We all believe in you and know you’ll be just fine. What you’re feeling is very common.

Derek
September 10th, 2008 2:07 pm

Thanks for the encouragement, guys.

And Aaron, you’re a douche.

steveohio
September 10th, 2008 10:15 pm

One day you’lll look back and be speechless.
Derek? Who are you kidding? Wow, Im talking
to myself.

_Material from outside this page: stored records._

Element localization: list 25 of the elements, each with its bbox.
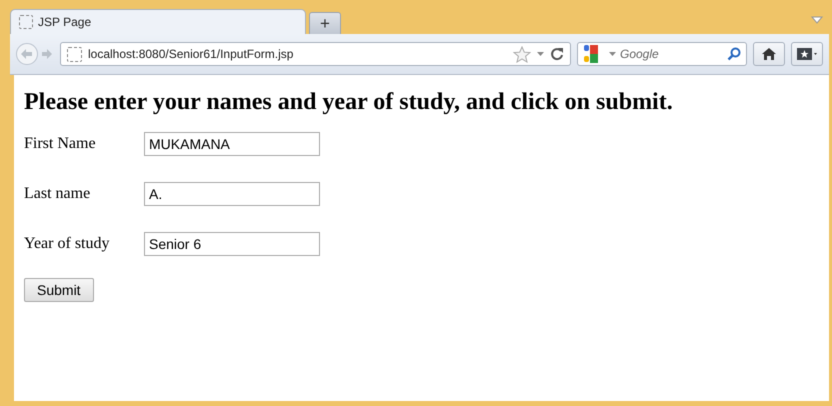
search-field[interactable]: Google — [577, 42, 747, 66]
input-field[interactable]: Senior 6 — [144, 232, 320, 256]
reload-icon[interactable] — [550, 47, 564, 61]
field-label: Last name — [24, 185, 92, 203]
browser-tab[interactable]: JSP Page — [10, 9, 306, 34]
page-icon — [19, 15, 33, 29]
input-field[interactable]: MUKAMANA — [144, 132, 320, 156]
page-icon — [67, 46, 82, 62]
caret-icon[interactable] — [609, 52, 616, 56]
new-tab-button[interactable]: + — [309, 12, 341, 34]
bookmarks-button[interactable] — [791, 42, 823, 66]
search-icon[interactable] — [727, 47, 741, 61]
page-heading: Please enter your names and year of study, and click on submit. — [24, 89, 674, 116]
search-input[interactable]: Google — [620, 47, 723, 61]
bookmarks-icon — [796, 47, 818, 61]
field-label: First Name — [24, 135, 97, 153]
home-icon — [761, 47, 777, 61]
star-icon[interactable] — [513, 46, 531, 62]
submit-button[interactable]: Submit — [24, 278, 94, 302]
input-field[interactable]: A. — [144, 182, 320, 206]
address-bar[interactable]: localhost:8080/Senior61/InputForm.jsp — [60, 42, 571, 66]
field-label: Year of study — [24, 235, 110, 253]
dropdown-icon[interactable] — [811, 16, 823, 24]
caret-icon[interactable] — [537, 52, 544, 56]
home-button[interactable] — [753, 42, 785, 66]
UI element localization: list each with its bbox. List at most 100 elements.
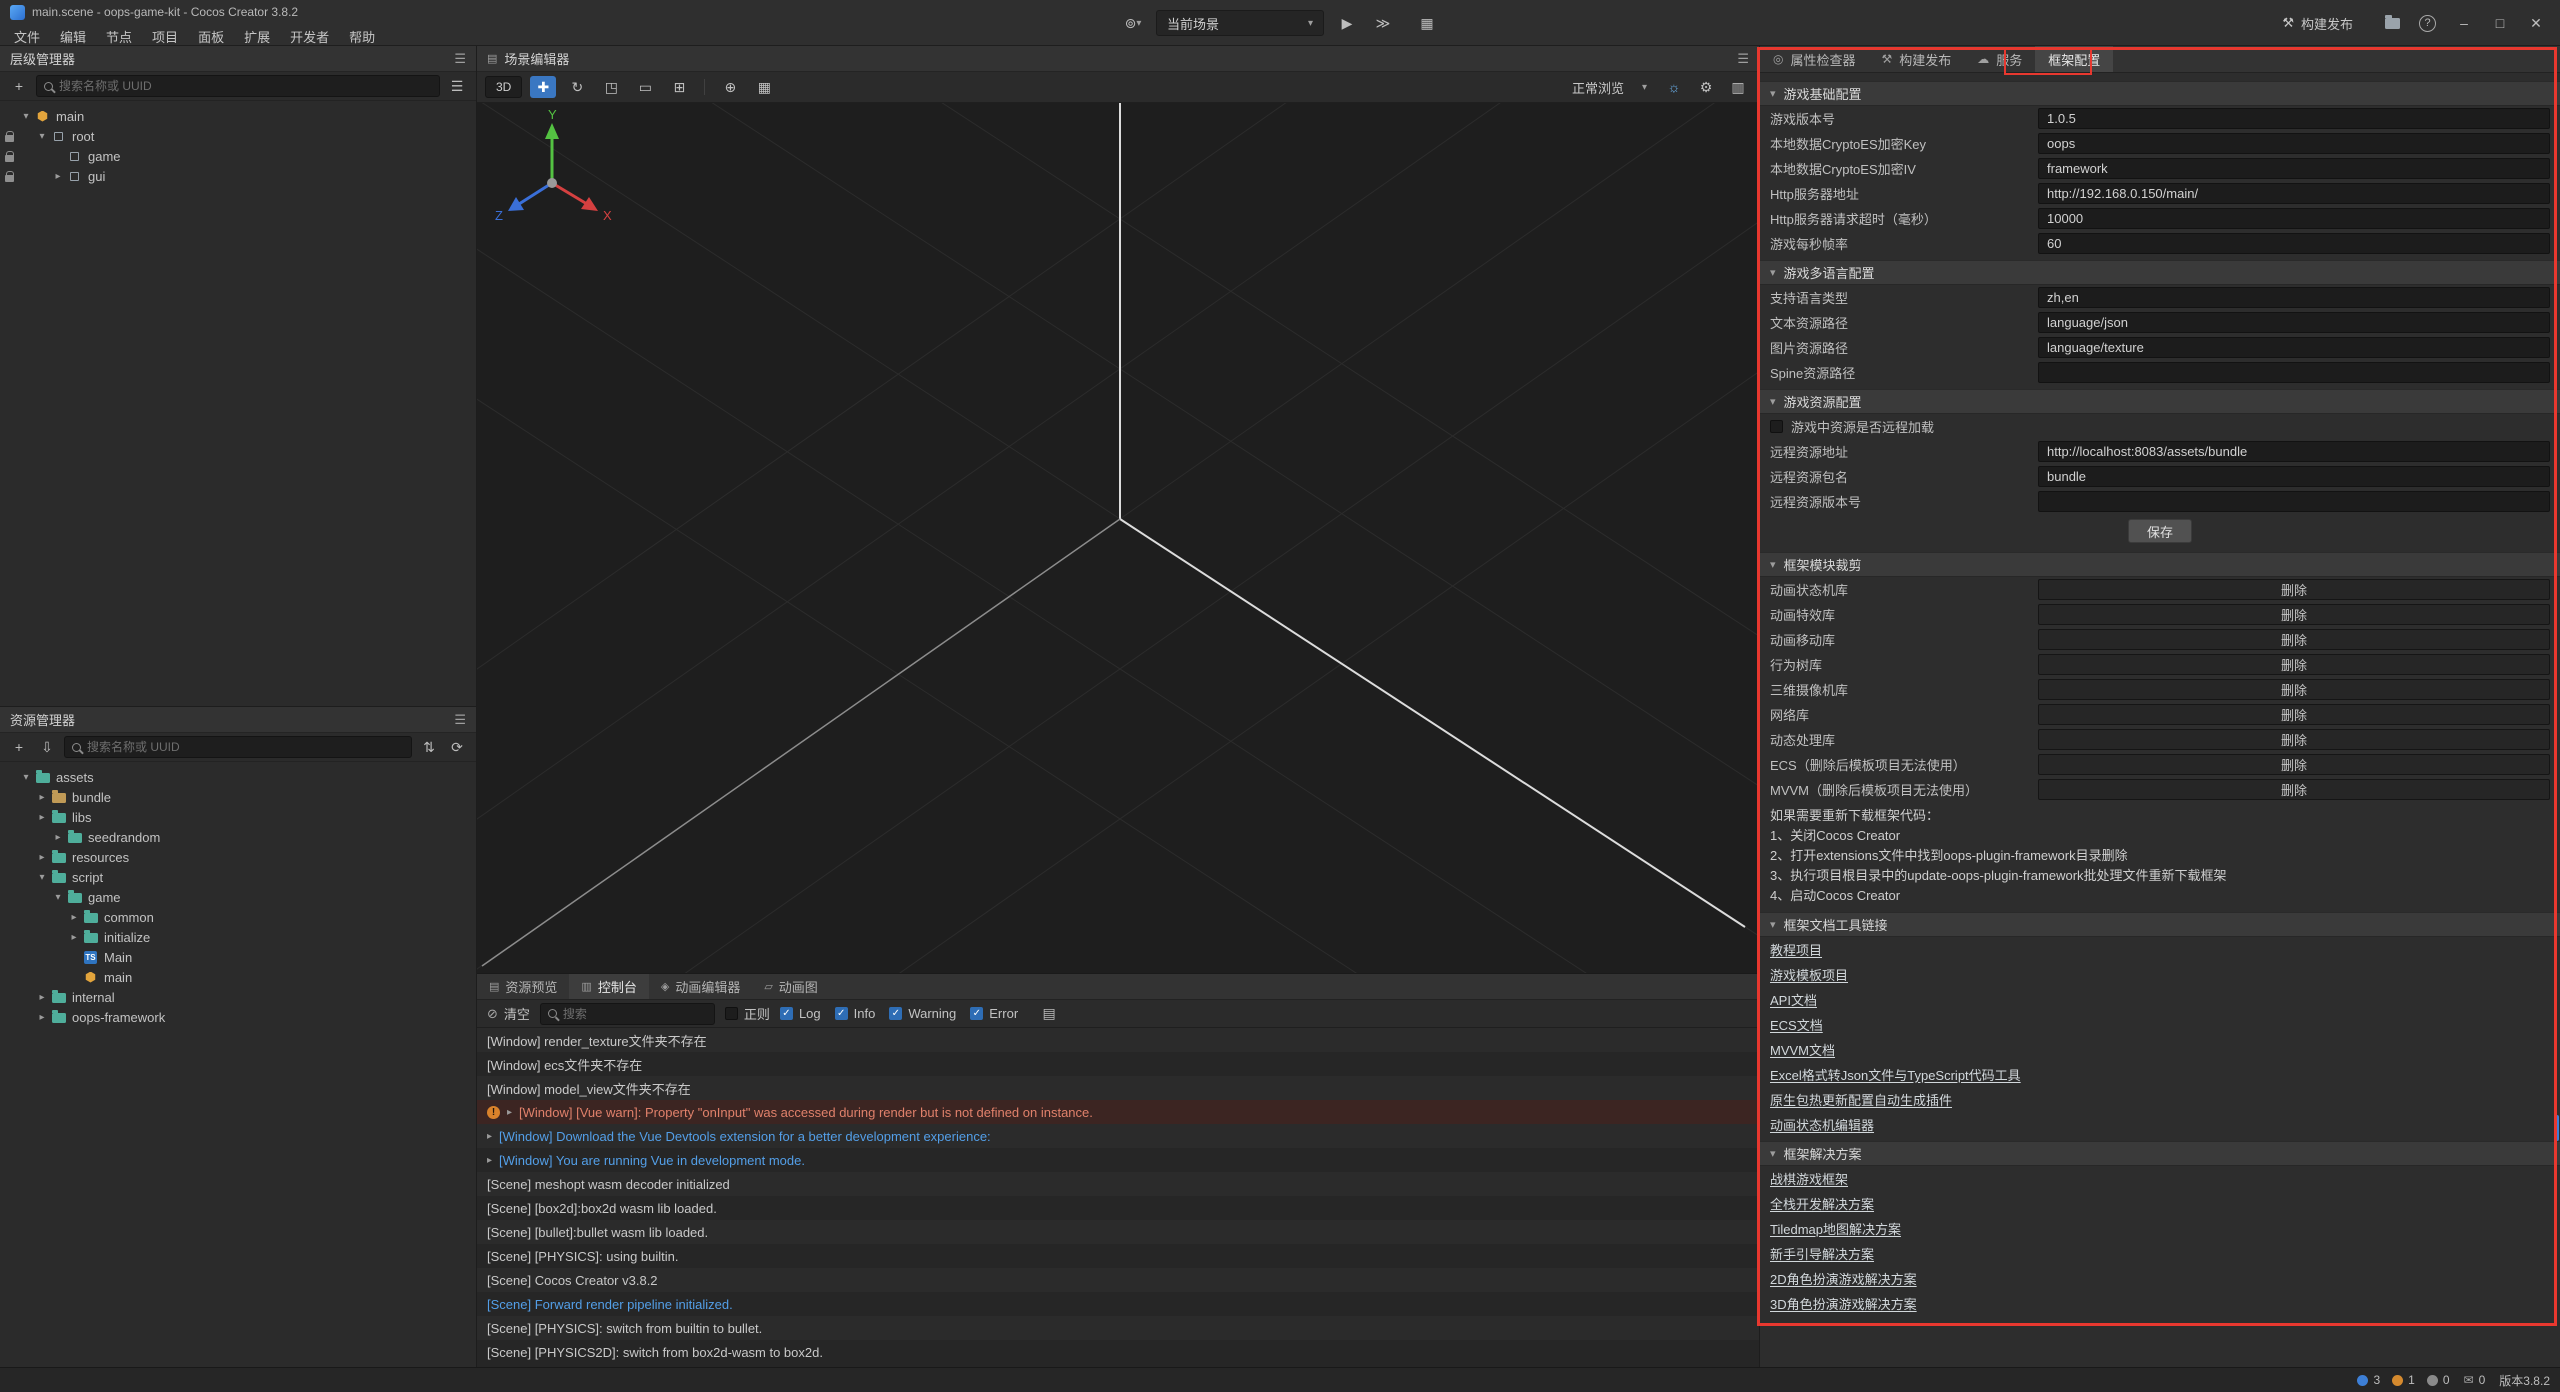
filter-checkbox[interactable] [835, 1007, 848, 1020]
property-input[interactable]: language/json [2038, 312, 2550, 333]
log-row[interactable]: [Window] Download the Vue Devtools exten… [477, 1124, 1759, 1148]
filter-icon[interactable]: ☰ [446, 75, 468, 97]
lock-icon[interactable] [5, 135, 14, 142]
expand-arrow-icon[interactable] [34, 792, 50, 803]
solution-link[interactable]: 新手引导解决方案 [1760, 1241, 2560, 1266]
collapse-log-icon[interactable]: ▤ [1038, 1003, 1060, 1025]
menu-item[interactable]: 节点 [96, 24, 142, 49]
property-input[interactable]: oops [2038, 133, 2550, 154]
log-counter[interactable]: 0 [2427, 1373, 2450, 1387]
expand-arrow-icon[interactable] [66, 912, 82, 923]
expand-arrow-icon[interactable] [34, 1012, 50, 1023]
tree-row[interactable]: assets [0, 767, 476, 787]
expand-arrow-icon[interactable] [34, 131, 50, 142]
add-asset-button[interactable]: + [8, 736, 30, 758]
regex-checkbox[interactable] [725, 1007, 738, 1020]
log-row[interactable]: [Scene] [PHYSICS]: switch from builtin t… [477, 1316, 1759, 1340]
panel-menu-icon[interactable]: ☰ [454, 51, 466, 67]
menu-item[interactable]: 扩展 [234, 24, 280, 49]
tree-row[interactable]: game [0, 146, 476, 166]
log-row[interactable]: [Window] You are running Vue in developm… [477, 1148, 1759, 1172]
help-button[interactable]: ? [2419, 15, 2436, 32]
doc-link[interactable]: 原生包热更新配置自动生成插件 [1760, 1087, 2560, 1112]
property-input[interactable]: zh,en [2038, 287, 2550, 308]
pivot-toggle-icon[interactable] [717, 76, 743, 98]
tree-row[interactable]: TS Main [0, 947, 476, 967]
log-filter-toggle[interactable]: Log [780, 1006, 821, 1021]
log-filter-toggle[interactable]: Info [835, 1006, 876, 1021]
log-counter[interactable]: 3 [2357, 1373, 2380, 1387]
lock-icon[interactable] [5, 155, 14, 162]
console-tab[interactable]: 动画图 [752, 974, 829, 999]
log-row[interactable]: [Window] ecs文件夹不存在 [477, 1052, 1759, 1076]
build-publish-button[interactable]: ⚒构建发布 [2282, 14, 2353, 33]
delete-button[interactable]: 删除 [2038, 679, 2550, 700]
doc-link[interactable]: API文档 [1760, 987, 2560, 1012]
tree-row[interactable]: bundle [0, 787, 476, 807]
scale-tool-icon[interactable] [598, 76, 624, 98]
move-tool-icon[interactable] [530, 76, 556, 98]
console-search-input[interactable] [563, 1007, 707, 1021]
lighting-toggle-icon[interactable] [1661, 76, 1687, 98]
delete-button[interactable]: 删除 [2038, 754, 2550, 775]
inspector-tab[interactable]: 服务 [1964, 46, 2035, 72]
play-button[interactable]: ▶ [1334, 11, 1360, 35]
tree-row[interactable]: common [0, 907, 476, 927]
property-input[interactable]: http://192.168.0.150/main/ [2038, 183, 2550, 204]
property-input[interactable]: bundle [2038, 466, 2550, 487]
doc-link[interactable]: Excel格式转Json文件与TypeScript代码工具 [1760, 1062, 2560, 1087]
clear-console-button[interactable]: ⊘清空 [487, 1004, 530, 1023]
tree-row[interactable]: resources [0, 847, 476, 867]
property-input[interactable]: 1.0.5 [2038, 108, 2550, 129]
log-row[interactable]: [Scene] [box2d]:box2d wasm lib loaded. [477, 1196, 1759, 1220]
hierarchy-search-input[interactable] [59, 79, 432, 93]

Kidding aside, I believe you and
Ashley are going to be Terrific Parents.
And, most babies say DaDa before Mama.
Proof that dad makes the first and good
impression:o) Really, I didn’t make that up.
Steve

aaron
September 10th, 2008 10:42 pm

douche i may be, but who’s the only person on here being rational? ed lover, and you know it!

anyways, *generic you’re going to be a good father comment.* come on, let’s face it, as long as nobody lets derek dress this kid for school, he should be ok.

September 11th, 2008 12:06 am

No worry about baby blues…I came out blue, and look how I turned out???
Ok, be very, very worried.

Tracy and Jerry
September 12th, 2008 7:49 pm

Some funsies to cheer you up: I’ve had students tell me Hawaii isn’t a state, that a nor’easter storm is a storm that happens on Easter, and Jerry’s student told him that if Martians landed on Earth and discovered coins that they’d probably assume we had good presidents like Lincoln, Bush and Thomas Edison.

Go get the Bill Cosby Himself video if the Baby Blues last. That cures all.